The history of calling conventions, part 1 The great thing about calling conventions on the x86 platform is that there are so many to choose from!

In the 16-bit world, part of the calling convention was fixed by the instruction set: The BP register defaults to the SS selector, whereas the other registers default to the DS selector. So the BP register was necessarily the register used for accessing stack-based parameters.

The registers for return values were also chosen automatically by the instruction set. The AX register acted as the accumulator and therefore was the obvious choice for passing the return value. The 8086 instruction set also has special instructions which treat the DX:AX pair as a single 32-bit value, so that was the obvious choice to be the register pair used to return 32-bit values.

That left SI, DI, BX and CX.

(Terminology note: Registers that do not need to be preserved across a function call are often called "scratch".)

When deciding which registers should be preserved by a calling convention, you need to balance the needs of the caller against the needs of the callee. The caller would prefer that all registers be preserved, since that removes the need for the caller to worry about saving/restoring the value across a call. The callee would prefer that no registers be preserved, since that removes the need to save the value on entry and restore it on exit.

If you require too few registers to be preserved, then callers become filled with register save/restore code.

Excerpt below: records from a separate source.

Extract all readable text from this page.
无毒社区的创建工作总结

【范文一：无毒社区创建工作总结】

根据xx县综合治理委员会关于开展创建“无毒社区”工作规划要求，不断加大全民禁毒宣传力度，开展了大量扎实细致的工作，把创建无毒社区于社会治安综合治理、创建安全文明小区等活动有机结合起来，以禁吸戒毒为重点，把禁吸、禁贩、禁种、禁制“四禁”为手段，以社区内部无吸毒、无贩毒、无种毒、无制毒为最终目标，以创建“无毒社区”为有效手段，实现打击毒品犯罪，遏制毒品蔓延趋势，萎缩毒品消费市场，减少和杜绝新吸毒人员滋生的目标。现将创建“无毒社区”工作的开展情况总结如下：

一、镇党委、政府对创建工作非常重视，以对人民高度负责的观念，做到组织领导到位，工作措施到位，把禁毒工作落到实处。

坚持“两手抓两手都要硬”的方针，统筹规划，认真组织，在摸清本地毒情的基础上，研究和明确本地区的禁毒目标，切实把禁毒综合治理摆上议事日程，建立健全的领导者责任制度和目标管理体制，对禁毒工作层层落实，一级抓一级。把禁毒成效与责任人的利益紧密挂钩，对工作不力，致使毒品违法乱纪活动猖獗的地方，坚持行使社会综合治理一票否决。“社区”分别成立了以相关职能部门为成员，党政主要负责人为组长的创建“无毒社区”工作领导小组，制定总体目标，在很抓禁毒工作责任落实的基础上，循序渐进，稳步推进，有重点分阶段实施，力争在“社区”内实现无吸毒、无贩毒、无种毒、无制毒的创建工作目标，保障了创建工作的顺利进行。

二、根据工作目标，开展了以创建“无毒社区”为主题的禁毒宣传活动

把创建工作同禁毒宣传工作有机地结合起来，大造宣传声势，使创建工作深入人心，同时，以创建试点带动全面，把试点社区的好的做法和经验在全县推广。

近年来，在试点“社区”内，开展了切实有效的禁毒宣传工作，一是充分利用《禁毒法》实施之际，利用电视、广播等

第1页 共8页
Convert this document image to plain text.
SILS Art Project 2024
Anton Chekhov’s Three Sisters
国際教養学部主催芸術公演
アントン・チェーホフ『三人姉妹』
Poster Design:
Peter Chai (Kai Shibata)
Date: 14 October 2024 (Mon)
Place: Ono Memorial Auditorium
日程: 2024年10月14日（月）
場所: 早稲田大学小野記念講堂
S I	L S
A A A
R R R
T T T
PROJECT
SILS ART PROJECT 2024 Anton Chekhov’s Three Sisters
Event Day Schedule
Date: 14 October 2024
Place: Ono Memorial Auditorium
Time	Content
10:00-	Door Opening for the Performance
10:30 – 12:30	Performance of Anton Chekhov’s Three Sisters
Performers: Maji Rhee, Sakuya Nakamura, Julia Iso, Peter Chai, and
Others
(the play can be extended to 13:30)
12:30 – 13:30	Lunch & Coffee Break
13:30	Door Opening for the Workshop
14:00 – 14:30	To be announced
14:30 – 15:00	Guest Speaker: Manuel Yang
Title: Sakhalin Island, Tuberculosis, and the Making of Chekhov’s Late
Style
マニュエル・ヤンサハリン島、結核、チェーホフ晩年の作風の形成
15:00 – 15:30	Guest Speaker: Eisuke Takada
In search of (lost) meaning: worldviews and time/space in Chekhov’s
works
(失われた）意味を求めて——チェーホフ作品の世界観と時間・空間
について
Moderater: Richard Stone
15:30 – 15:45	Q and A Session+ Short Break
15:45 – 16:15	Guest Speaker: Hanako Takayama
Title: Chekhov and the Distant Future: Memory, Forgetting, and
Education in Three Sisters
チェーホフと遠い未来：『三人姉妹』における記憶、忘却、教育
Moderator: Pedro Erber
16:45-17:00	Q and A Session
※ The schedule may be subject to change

But if you require too many registers to be preserved, then callees become obligated to save and restore registers that the caller might not have really cared about. This is particularly important for leaf functions (functions that do not call any other functions).

The non-uniformity of the x86 instruction set was also a contributing factor. The CX register could not be used to access memory, so you wanted to have some register other than CX be scratch, so that a leaf function can at least access memory without having to preserve any registers. So BX was chosen to be scratch, leaving SI and DI as preserved.

So here's the rundown of 16-bit calling conventions:

All
All calling conventions in the 16-bit world preserve registers BP, SI, DI (others scratch) and put the return value in DX:AX or AX, as appropriate for size.

C (__cdecl)
Functions with a variable number of parameters constrain the C calling convention considerably. It pretty much requires that the stack be caller-cleaned and that the parameters be pushed right to left, so that the first parameter is at a fixed position relative to the top of the stack. The classic (pre-prototype) C language allowed you to call functions without telling the compiler what parameters the function requested, and it was common practice to pass the wrong number of parameters to a function if you "knew" that the called function wouldn't mind. (See "open" for a classic example of this. The third parameter is optional if the second parameter does not specify that a file should be created.)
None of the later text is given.